ABC 10/04/16
LUIS VENTOSO
· Sánchez debería haberse ido en la noche de su descalabro electoral
UNO de los indicios de que la democracia española es todavía un poco púber radica en el escaso respeto de los políticos ante las decisiones de los votantes. Un aspirante a la presidencia de Estados Unidos, por válido que sea, si es derrotado queda fuera de juego para siempre. Las cunetas están llenas de Al Gores. El pueblo soberano ha hablado, debe ser escuchado y no tiene sentido que se enroque como líder quien no ha merecido su confianza. Esa misma regla de oro provocó en mayo, en el Reino Unido, las dimisiones instantáneas del líder laborista Ed Miliband y el liberal Clegg, en la propia madrugada electoral. El fracaso obliga a echarse a un lado y dejar que otro lo intente. Si Miliband se hubiese atornillado, sus compañeros lo habrían rociado con «3 en Uno».
En España, por desgracia, las cosas no funcionan así. En 21 de diciembre, Izquierda Unida se quedó en el chasis bajo el liderazgo del locuaz joven valor Alberto Garzón. Perdió casi la mitad de sus votos. Sus diputados caben ahora en una bici tándem, pues son dos. Pero el tal Garzón no se dio por aludido.
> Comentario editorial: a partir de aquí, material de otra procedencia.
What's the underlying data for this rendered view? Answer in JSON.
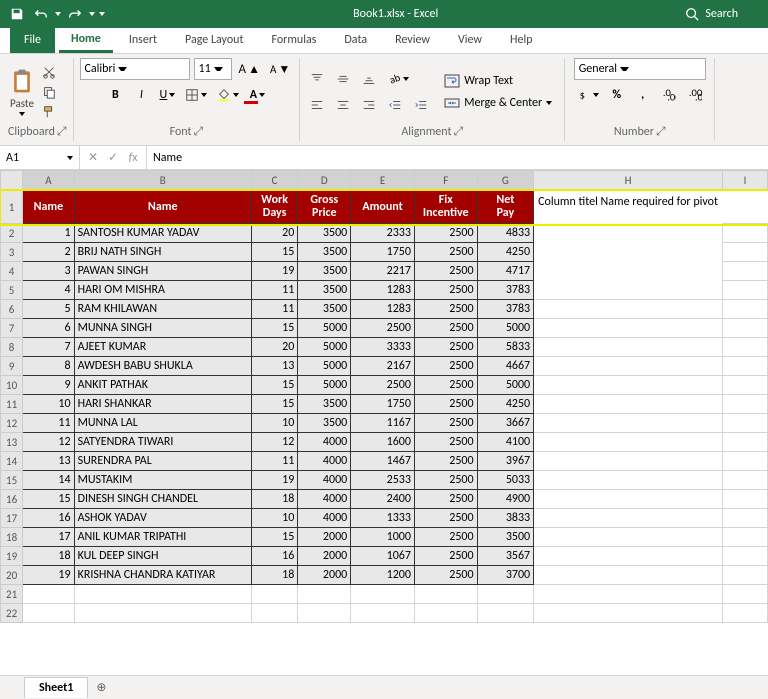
{
  "title": "Book1.xlsx - Excel",
  "search_placeholder": "Search",
  "tabs": {
    "file": "File",
    "home": "Home",
    "insert": "Insert",
    "page_layout": "Page Layout",
    "formulas": "Formulas",
    "data": "Data",
    "review": "Review",
    "view": "View",
    "help": "Help"
  },
  "ribbon": {
    "paste": "Paste",
    "clipboard_label": "Clipboard",
    "font_name": "Calibri",
    "font_size": "11",
    "font_label": "Font",
    "wrap_text": "Wrap Text",
    "merge_center": "Merge & Center",
    "alignment_label": "Alignment",
    "number_format": "General",
    "number_label": "Number"
  },
  "namebox": "A1",
  "formula_value": "Name",
  "grid": {
    "cols": [
      "A",
      "B",
      "C",
      "D",
      "E",
      "F",
      "G",
      "H",
      "I"
    ],
    "headers": [
      "Name",
      "Name",
      "Work Days",
      "Gross Price",
      "Amount",
      "Fix Incentive",
      "Net Pay"
    ],
    "annotation": "Column titel Name required for pivot",
    "rows": [
      [
        1,
        "SANTOSH KUMAR YADAV",
        20,
        3500,
        2333,
        2500,
        4833
      ],
      [
        2,
        "BRIJ NATH SINGH",
        15,
        3500,
        1750,
        2500,
        4250
      ],
      [
        3,
        "PAWAN SINGH",
        19,
        3500,
        2217,
        2500,
        4717
      ],
      [
        4,
        "HARI OM MISHRA",
        11,
        3500,
        1283,
        2500,
        3783
      ],
      [
        5,
        "RAM KHILAWAN",
        11,
        3500,
        1283,
        2500,
        3783
      ],
      [
        6,
        "MUNNA SINGH",
        15,
        5000,
        2500,
        2500,
        5000
      ],
      [
        7,
        "AJEET KUMAR",
        20,
        5000,
        3333,
        2500,
        5833
      ],
      [
        8,
        "AWDESH BABU SHUKLA",
        13,
        5000,
        2167,
        2500,
        4667
      ],
      [
        9,
        "ANKIT PATHAK",
        15,
        5000,
        2500,
        2500,
        5000
      ],
      [
        10,
        "HARI SHANKAR",
        15,
        3500,
        1750,
        2500,
        4250
      ],
      [
        11,
        "MUNNA LAL",
        10,
        3500,
        1167,
        2500,
        3667
      ],
      [
        12,
        "SATYENDRA TIWARI",
        12,
        4000,
        1600,
        2500,
        4100
      ],
      [
        13,
        "SURENDRA PAL",
        11,
        4000,
        1467,
        2500,
        3967
      ],
      [
        14,
        "MUSTAKIM",
        19,
        4000,
        2533,
        2500,
        5033
      ],
      [
        15,
        "DINESH SINGH CHANDEL",
        18,
        4000,
        2400,
        2500,
        4900
      ],
      [
        16,
        "ASHOK YADAV",
        10,
        4000,
        1333,
        2500,
        3833
      ],
      [
        17,
        "ANIL KUMAR TRIPATHI",
        15,
        2000,
        1000,
        2500,
        3500
      ],
      [
        18,
        "KUL DEEP SINGH",
        16,
        2000,
        1067,
        2500,
        3567
      ],
      [
        19,
        "KRISHNA CHANDRA KATIYAR",
        18,
        2000,
        1200,
        2500,
        3700
      ]
    ]
  },
  "sheet_tab": "Sheet1"
}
Es más, con jeta de hormigón armado nos atiza cada día unas insufribles lecciones magistrales desde los telediarios. ¿En qué se basa la autoridad moral de un político del que los votantes no quieren saber nada? ¿Por qué un candidato que no ha rascado pelota reconviene con tal suficiencia a los simpatizantes del partido más votado? ¿Por qué se concede tal bola mediática a un tío que en realidad no pinta nada? Enigmas de la joven democracia española.
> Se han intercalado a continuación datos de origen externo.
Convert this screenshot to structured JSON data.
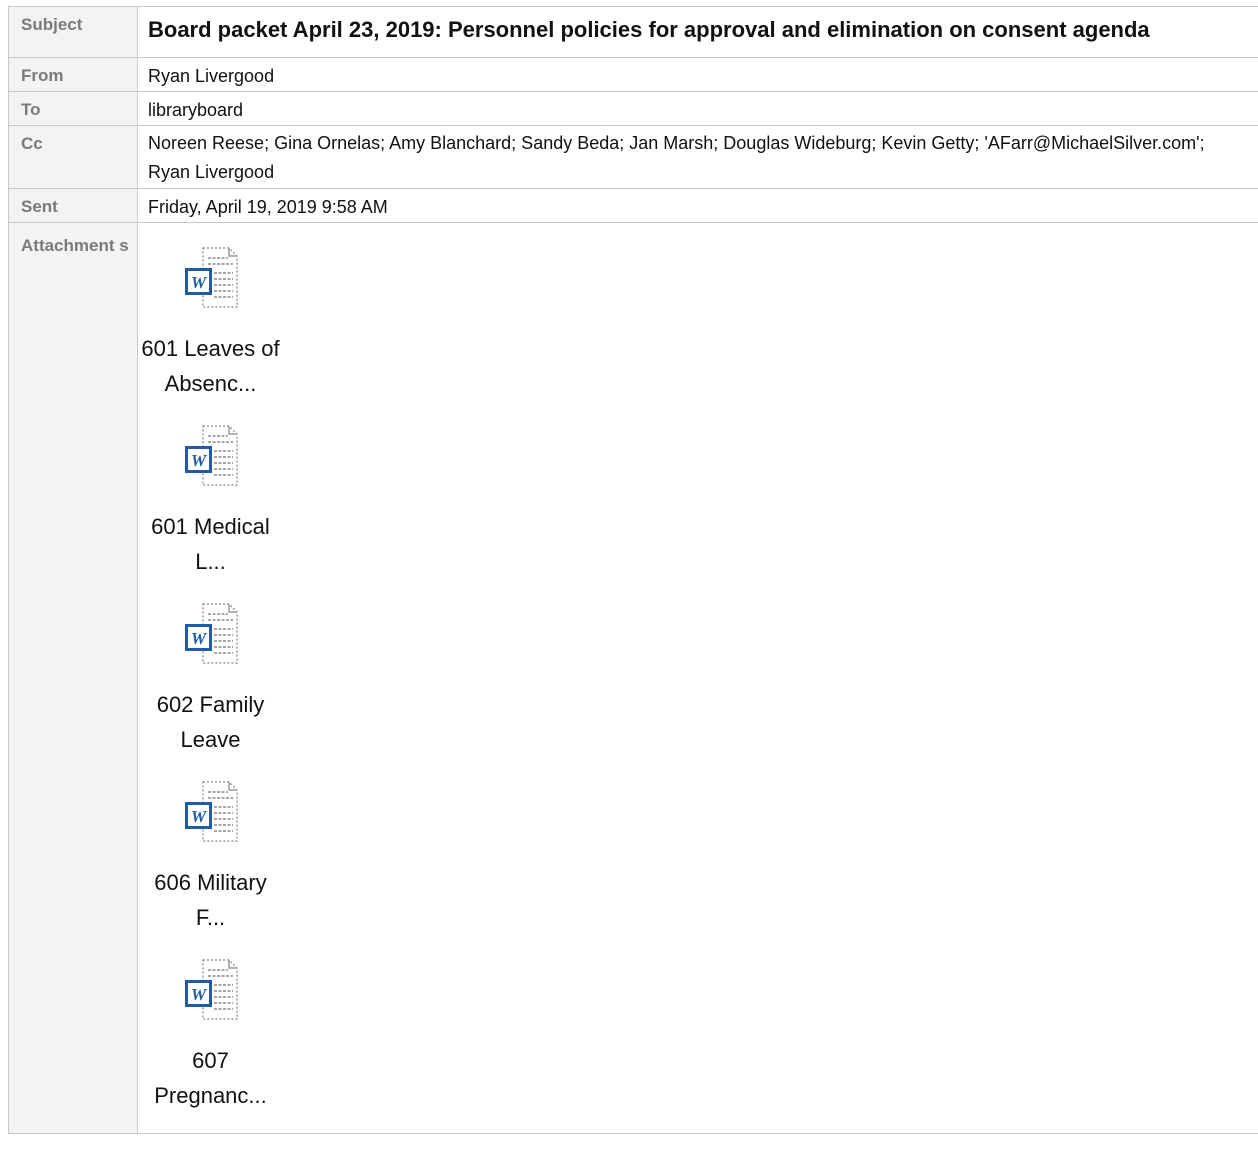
{
  "header": {
    "subject_label": "Subject",
    "subject": "Board packet April 23, 2019: Personnel policies for approval and elimination on consent agenda",
    "from_label": "From",
    "from": "Ryan Livergood",
    "to_label": "To",
    "to": "libraryboard",
    "cc_label": "Cc",
    "cc": "Noreen Reese; Gina Ornelas; Amy Blanchard; Sandy Beda; Jan Marsh; Douglas Wideburg; Kevin Getty; 'AFarr@MichaelSilver.com'; Ryan Livergood",
    "sent_label": "Sent",
    "sent": "Friday, April 19, 2019 9:58 AM",
    "attachments_label": "Attachment s"
  },
  "attachments": [
    {
      "name": "601 Leaves of Absenc...",
      "icon": "word-document-icon"
    },
    {
      "name": "601 Medical L...",
      "icon": "word-document-icon"
    },
    {
      "name": "602 Family Leave",
      "icon": "word-document-icon"
    },
    {
      "name": "606 Military F...",
      "icon": "word-document-icon"
    },
    {
      "name": "607 Pregnanc...",
      "icon": "word-document-icon"
    }
  ],
  "colors": {
    "label_bg": "#f3f3f3",
    "label_text": "#7a7a7a",
    "border": "#c9c9c9",
    "word_blue": "#1f5ba8"
  }
}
Todo lo anterior se exacerba con la extravagante peripecia de Sánchez. En una democracia avanzada, debería haber dimitido en la misma noche electoral, cuando sumió al PSOE en el mayor descalabro de su historia. Su resultado acredita tres cosas irrefutables: que es un pésimo candidato, que los españoles no le ven madera de presidente y que ni siquiera muchos votantes socialistas tradicionales confían en él. Pero a diferencia del decoro elemental que mostró Almunia, Sánchez se clavó a la poltrona como una chincheta. Ese fue su primer error. El segundo llegó con el disparate ególatra de pretender ser presidente sin escaños ni aliados de peso para otorgar estabilidad al país. Todo afeado además por un desprecio chuleta hacia su adversario, casualmente el ganador de las elecciones. Le han faltado votos y también educación.
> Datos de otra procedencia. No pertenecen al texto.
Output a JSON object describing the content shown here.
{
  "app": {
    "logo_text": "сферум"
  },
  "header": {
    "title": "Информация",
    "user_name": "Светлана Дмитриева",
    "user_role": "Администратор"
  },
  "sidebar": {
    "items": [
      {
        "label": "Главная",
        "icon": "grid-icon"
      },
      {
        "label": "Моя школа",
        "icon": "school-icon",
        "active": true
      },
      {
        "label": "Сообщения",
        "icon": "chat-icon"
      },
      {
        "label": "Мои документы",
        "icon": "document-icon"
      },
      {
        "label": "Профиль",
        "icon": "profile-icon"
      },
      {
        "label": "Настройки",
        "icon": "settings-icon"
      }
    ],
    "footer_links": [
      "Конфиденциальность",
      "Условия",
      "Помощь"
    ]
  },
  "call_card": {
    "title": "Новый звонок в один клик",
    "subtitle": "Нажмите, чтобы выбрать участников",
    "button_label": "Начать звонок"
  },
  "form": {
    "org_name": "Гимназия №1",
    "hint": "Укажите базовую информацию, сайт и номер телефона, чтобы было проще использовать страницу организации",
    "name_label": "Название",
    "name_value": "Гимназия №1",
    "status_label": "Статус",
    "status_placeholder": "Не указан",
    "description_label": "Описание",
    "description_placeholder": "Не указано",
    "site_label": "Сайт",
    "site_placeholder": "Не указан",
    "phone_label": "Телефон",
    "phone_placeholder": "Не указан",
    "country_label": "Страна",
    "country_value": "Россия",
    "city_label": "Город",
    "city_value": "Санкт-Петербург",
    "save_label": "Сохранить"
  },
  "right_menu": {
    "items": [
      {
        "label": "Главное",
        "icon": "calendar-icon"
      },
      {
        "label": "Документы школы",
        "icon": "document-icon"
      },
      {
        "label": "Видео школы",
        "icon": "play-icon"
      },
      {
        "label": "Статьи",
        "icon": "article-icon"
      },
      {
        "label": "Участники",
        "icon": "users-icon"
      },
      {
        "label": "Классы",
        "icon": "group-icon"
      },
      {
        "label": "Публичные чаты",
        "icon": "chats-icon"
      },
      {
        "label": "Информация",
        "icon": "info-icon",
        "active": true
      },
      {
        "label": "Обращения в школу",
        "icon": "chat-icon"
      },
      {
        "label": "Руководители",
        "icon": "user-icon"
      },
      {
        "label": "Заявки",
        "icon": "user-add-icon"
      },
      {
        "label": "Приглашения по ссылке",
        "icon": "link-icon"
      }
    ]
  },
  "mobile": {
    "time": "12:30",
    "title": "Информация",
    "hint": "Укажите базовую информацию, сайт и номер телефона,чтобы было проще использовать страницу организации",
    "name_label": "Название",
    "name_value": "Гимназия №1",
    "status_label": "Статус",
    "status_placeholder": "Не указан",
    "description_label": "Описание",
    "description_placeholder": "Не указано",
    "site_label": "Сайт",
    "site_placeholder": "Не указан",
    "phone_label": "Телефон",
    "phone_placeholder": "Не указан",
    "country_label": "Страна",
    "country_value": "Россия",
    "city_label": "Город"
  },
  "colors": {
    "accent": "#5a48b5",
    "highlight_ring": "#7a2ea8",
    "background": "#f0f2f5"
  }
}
Hemos perdido el tiempo de manera absurda con el circo de tres pistas de un candidato vapuleado, pero enamorado de sí mismo. Concluye por fin lo que solo fue el cuento del rey desnudo. Todos, de Susana a Felipe, pasando por el taimado Rubalcaba o los razonables presidentes de Asturias y Extremadura, sabían desde el principio que el culebrón multinegociador era solo la pataleta de un muchacho que no quiere hacer lo que le toca: irse a su casa y tratar de buscarse otro empleo. Tan cansino se había tornado el enredo que el viernes, cuando todo estalló, lo único en realidad sorprendente fue ver que Antonio Hernando se había comprado unas gafas pop de montura azul eléctrica. Por ahora, el único cambio de la Nueva Política.